Les jours s'égrènent comme une genèse sans éden. La prière n'est plus dans les doigts mais sous le toit du monde. Le cheval se dérobe sous leurs destinées. Visage de bête emmuré dans sa minéralité, veto frontal d'extrême nécessité. L'animal est figé dans sa stalle. Derrière la lucarne, la fille imite la vieille carne, le regard vers la vitre.
Les rafales chassent la lumière, assèche la terre. La cérémonie s'achève sur la fin du boire. Natures mortes. Dernière bougie. Se taire comme Tarr.

jeudi 1 décembre 2011

Liberté égalité fraternité

On est embringué dans l'Europe. C'est un machin compliqué, aussi lointain qu'un dieu, nuage ou destin.

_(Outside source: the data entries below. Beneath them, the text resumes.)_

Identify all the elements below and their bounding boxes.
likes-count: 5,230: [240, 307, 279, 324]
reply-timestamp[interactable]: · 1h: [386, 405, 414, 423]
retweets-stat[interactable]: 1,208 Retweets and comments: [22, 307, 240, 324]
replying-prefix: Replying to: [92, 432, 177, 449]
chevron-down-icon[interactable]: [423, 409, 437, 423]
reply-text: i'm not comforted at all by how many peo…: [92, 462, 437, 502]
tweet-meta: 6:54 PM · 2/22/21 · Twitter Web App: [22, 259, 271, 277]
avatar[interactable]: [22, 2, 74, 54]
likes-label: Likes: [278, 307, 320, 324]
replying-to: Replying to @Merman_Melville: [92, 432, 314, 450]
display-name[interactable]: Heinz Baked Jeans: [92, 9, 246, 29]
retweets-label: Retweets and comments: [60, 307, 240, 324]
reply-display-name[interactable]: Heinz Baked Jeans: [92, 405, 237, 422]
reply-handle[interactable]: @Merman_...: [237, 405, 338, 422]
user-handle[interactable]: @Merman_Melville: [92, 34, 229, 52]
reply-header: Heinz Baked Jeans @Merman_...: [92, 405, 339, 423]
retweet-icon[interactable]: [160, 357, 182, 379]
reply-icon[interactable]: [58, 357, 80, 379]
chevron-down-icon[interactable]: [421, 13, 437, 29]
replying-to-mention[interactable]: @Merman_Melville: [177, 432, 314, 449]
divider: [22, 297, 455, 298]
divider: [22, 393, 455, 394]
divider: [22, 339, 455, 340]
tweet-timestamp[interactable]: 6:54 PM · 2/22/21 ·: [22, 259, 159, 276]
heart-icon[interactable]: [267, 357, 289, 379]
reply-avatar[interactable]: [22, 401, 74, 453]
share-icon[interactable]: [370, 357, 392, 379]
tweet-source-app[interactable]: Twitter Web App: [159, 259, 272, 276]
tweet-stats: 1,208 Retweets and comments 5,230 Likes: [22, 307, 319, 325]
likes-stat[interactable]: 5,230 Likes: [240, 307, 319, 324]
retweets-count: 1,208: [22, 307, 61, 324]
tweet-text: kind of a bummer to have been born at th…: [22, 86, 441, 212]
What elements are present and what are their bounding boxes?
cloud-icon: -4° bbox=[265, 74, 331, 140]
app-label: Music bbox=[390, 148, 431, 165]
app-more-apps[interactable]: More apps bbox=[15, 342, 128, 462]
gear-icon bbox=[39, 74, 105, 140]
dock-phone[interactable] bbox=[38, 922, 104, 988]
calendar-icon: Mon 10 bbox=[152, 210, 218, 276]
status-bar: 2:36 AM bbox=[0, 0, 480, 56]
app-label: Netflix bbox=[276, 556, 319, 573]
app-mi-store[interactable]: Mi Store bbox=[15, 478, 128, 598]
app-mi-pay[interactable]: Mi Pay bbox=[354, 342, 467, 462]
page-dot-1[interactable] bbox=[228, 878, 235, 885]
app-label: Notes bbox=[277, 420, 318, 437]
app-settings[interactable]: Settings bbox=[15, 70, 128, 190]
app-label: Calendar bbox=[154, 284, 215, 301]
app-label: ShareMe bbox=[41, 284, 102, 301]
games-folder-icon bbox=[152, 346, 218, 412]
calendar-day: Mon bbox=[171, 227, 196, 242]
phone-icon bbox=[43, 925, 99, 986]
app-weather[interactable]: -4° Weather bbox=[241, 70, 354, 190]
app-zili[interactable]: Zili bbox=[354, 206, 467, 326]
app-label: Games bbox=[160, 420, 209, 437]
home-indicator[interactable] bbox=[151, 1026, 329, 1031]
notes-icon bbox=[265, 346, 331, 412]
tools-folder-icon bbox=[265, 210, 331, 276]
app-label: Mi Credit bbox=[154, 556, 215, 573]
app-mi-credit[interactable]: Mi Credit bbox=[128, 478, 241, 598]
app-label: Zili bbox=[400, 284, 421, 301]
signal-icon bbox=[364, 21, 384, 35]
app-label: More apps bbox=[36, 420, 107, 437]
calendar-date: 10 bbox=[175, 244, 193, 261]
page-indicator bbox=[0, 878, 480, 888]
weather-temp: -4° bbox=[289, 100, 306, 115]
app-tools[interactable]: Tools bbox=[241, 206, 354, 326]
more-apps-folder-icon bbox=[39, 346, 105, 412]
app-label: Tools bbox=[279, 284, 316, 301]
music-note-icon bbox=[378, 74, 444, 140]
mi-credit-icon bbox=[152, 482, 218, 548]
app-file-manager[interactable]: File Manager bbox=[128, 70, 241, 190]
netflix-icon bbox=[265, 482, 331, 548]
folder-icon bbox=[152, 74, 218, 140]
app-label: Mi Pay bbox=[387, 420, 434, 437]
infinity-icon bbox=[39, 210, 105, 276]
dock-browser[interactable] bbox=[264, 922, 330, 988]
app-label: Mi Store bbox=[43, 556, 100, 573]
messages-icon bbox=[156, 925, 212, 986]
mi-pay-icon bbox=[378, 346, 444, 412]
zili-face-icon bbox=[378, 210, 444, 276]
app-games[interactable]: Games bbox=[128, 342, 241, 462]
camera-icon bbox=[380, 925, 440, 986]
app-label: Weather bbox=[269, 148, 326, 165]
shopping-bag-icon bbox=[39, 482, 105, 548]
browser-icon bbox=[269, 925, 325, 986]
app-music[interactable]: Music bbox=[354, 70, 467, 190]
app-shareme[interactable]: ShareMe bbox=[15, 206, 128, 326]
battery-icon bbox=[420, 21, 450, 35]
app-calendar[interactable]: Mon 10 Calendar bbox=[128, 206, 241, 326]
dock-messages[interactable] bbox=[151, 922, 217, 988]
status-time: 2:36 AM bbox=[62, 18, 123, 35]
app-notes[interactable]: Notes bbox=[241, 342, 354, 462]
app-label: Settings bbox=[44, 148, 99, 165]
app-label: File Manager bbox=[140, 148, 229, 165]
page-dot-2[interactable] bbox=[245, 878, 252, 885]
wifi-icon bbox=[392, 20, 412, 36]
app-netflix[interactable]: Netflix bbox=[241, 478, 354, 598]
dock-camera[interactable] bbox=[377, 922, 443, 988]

On s'est fourré dans une cordée désaccordée. Le Nord tire à hue. Le Sud tire à dia. Les peuples tirent la langue. Si on tombe dans le ravin, ni l'Américain, ni le Chinois ne nous prêteront un coup de main. Personne n'est plus prêteur.
Connaissance par les gouffres, dirait Michaux. C'est une escalade de malades sur une montagne de dettes. On est dépendant, accro, addicted. Pas du tabac, mais des coups de tabac. Assuétude à la machinerie communautaire. On est libre de rien. Pas égal dans la débâcle. Fraternel, pas trop dans la querelle. La République a du plomb dans l'aile. Faut revoir la liberté, corriger l'égalité, réviser la fraternité.